5色「白日の下に」(スタンダード)

更新日 Daily Deck on 2015年 10月 7日

By Melissa DeTora

Melissa is a former Magic pro player and strategy writer who is now working in R&D on the Play Design team.

 『戦乱のゼンディカー』後のスタンダードで行われる大会の結果も出始め、この新たな環境でどんなデッキが活躍できるのか、私たちにも少しずつ見えてきましたね。本日ご紹介するデッキは、マジック開発部でインターンを経験したこともあるプロ・プレイヤー、ジェリー・トンプソン/Gerry Thompsonが作成したものです。ジェリーはどの環境でもデッキビルダーであり、もちろん『戦乱のゼンディカー』発売後に初めて行われたスタンダードの大規模イベントでも、彼は自作のデッキを持ち込みました。

 《白日の下に》は、FFL(フューチャー・フューチャー・リーグという、プレイテストを目的に社内にてスタンダードで行われるリーグ戦)でも多く使われました。このカードは、特定の状況に対する的確な脅威や解答を探し出して戦う「ツールボックス」スタイルのデッキにおいて最高の1枚です。デッキリストをご覧の通り、ジェリーは《白日の下に》を4枚採用し、様々なカードを1枚挿ししています。全体除去に盤面の脅威となるもの、それからカードを引く手段、そして様々な除去やプレインズウォーカーが、《白日の下に》でサーチできるようになっているのです。

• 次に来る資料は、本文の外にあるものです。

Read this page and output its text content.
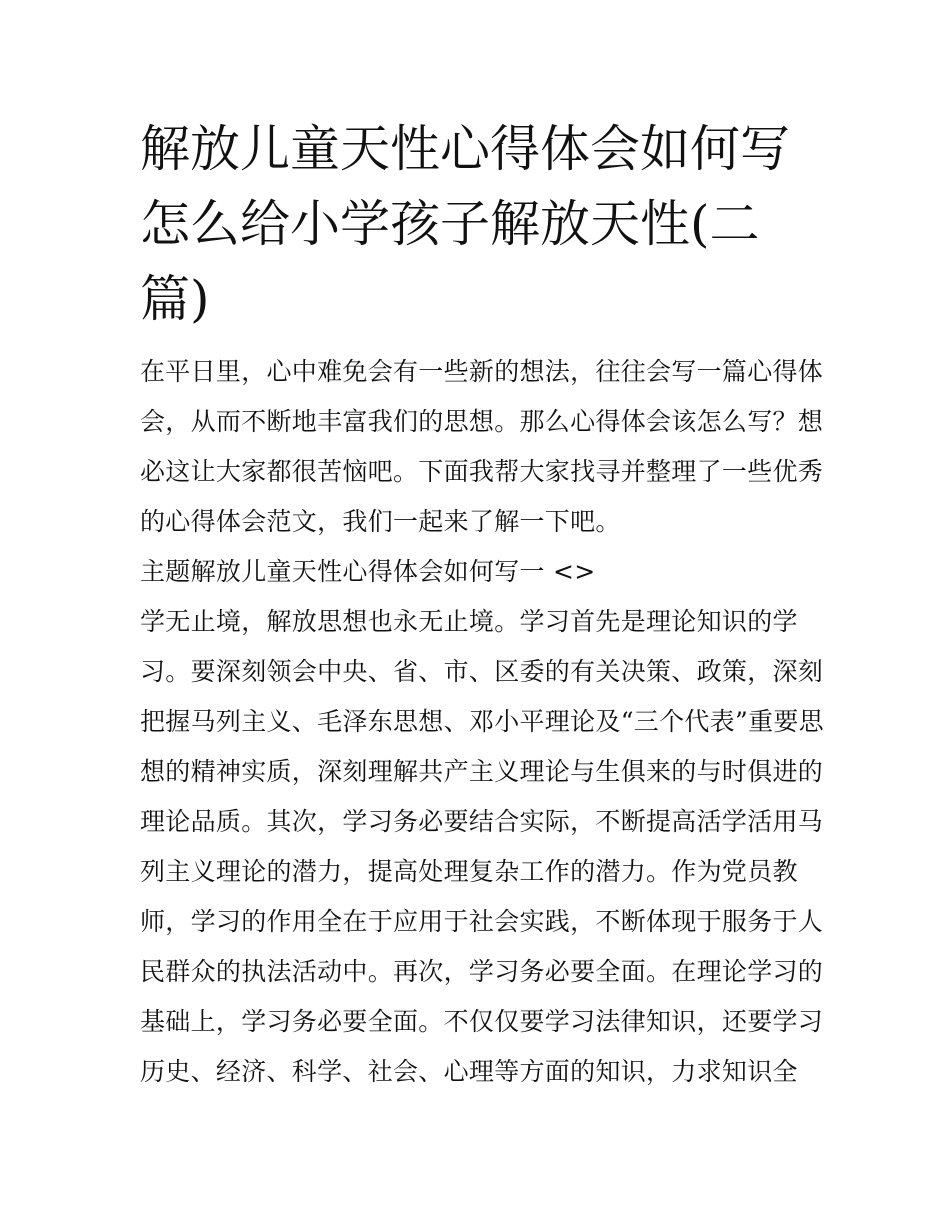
解放儿童天性心得体会如何写
怎么给小学孩子解放天性(二
篇)

在平日里，心中难免会有一些新的想法，往往会写一篇心得体
会，从而不断地丰富我们的思想。那么心得体会该怎么写？想
必这让大家都很苦恼吧。下面我帮大家找寻并整理了一些优秀
的心得体会范文，我们一起来了解一下吧。

主题解放儿童天性心得体会如何写一 <>

学无止境，解放思想也永无止境。学习首先是理论知识的学
习。要深刻领会中央、省、市、区委的有关决策、政策，深刻
把握马列主义、毛泽东思想、邓小平理论及“三个代表”重要思
想的精神实质，深刻理解共产主义理论与生俱来的与时俱进的
理论品质。其次，学习务必要结合实际，不断提高活学活用马
列主义理论的潜力，提高处理复杂工作的潜力。作为党员教
师，学习的作用全在于应用于社会实践，不断体现于服务于人
民群众的执法活动中。再次，学习务必要全面。在理论学习的
基础上，学习务必要全面。不仅仅要学习法律知识，还要学习
历史、经济、科学、社会、心理等方面的知识，力求知识全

 このデッキが機能するのは、マナ基盤によるところが大きいでしょう。デッキの土地の大部分を占めるのは、色を揃えるのに欠かせない『タルキール覇王譚』の「フェッチ・ランド」です。例えば、《血染めのぬかるみ》は言うまでもなく赤や黒のマナを用意できますが、なんと緑(《燃えがらの林間地》)や青(《窪み渓谷》)まで持ってくることができるのです。つまり各「フェッチ・ランド」がそれぞれ4色を扱うことができるため、このような5色デッキがきちんと機能するわけです。

 それから、プレインズウォーカーたちもこのデッキの動きを助けてくれます。ご覧の通り、ジェリーは《ヴリンの神童、ジェイス》4枚と《巨森の予見者、ニッサ》2枚を採用していますね。これらはゲーム序盤から展開することができ、ドローの質を上げたり土地を持ってきたり、カード・アドバンテージを得たりと、必要に応じた働きを見せてくれます。また「フェッチ・ランド」満載のこのデッキでは、墓地が素早く肥え、早ければ《ヴリンの神童、ジェイス》が3ターン目に「変身」するのです。

 「5色『白日の下に』」は、現在のスタンダード環境で最も多芸なデッキのひとつであり、何が目の前に立ちはだかろうとも解答を用意できるでしょう。速度はやや遅いところがありますが、ひとたびすべての色が揃えば、このデッキを止めるのは決して容易でないはずです。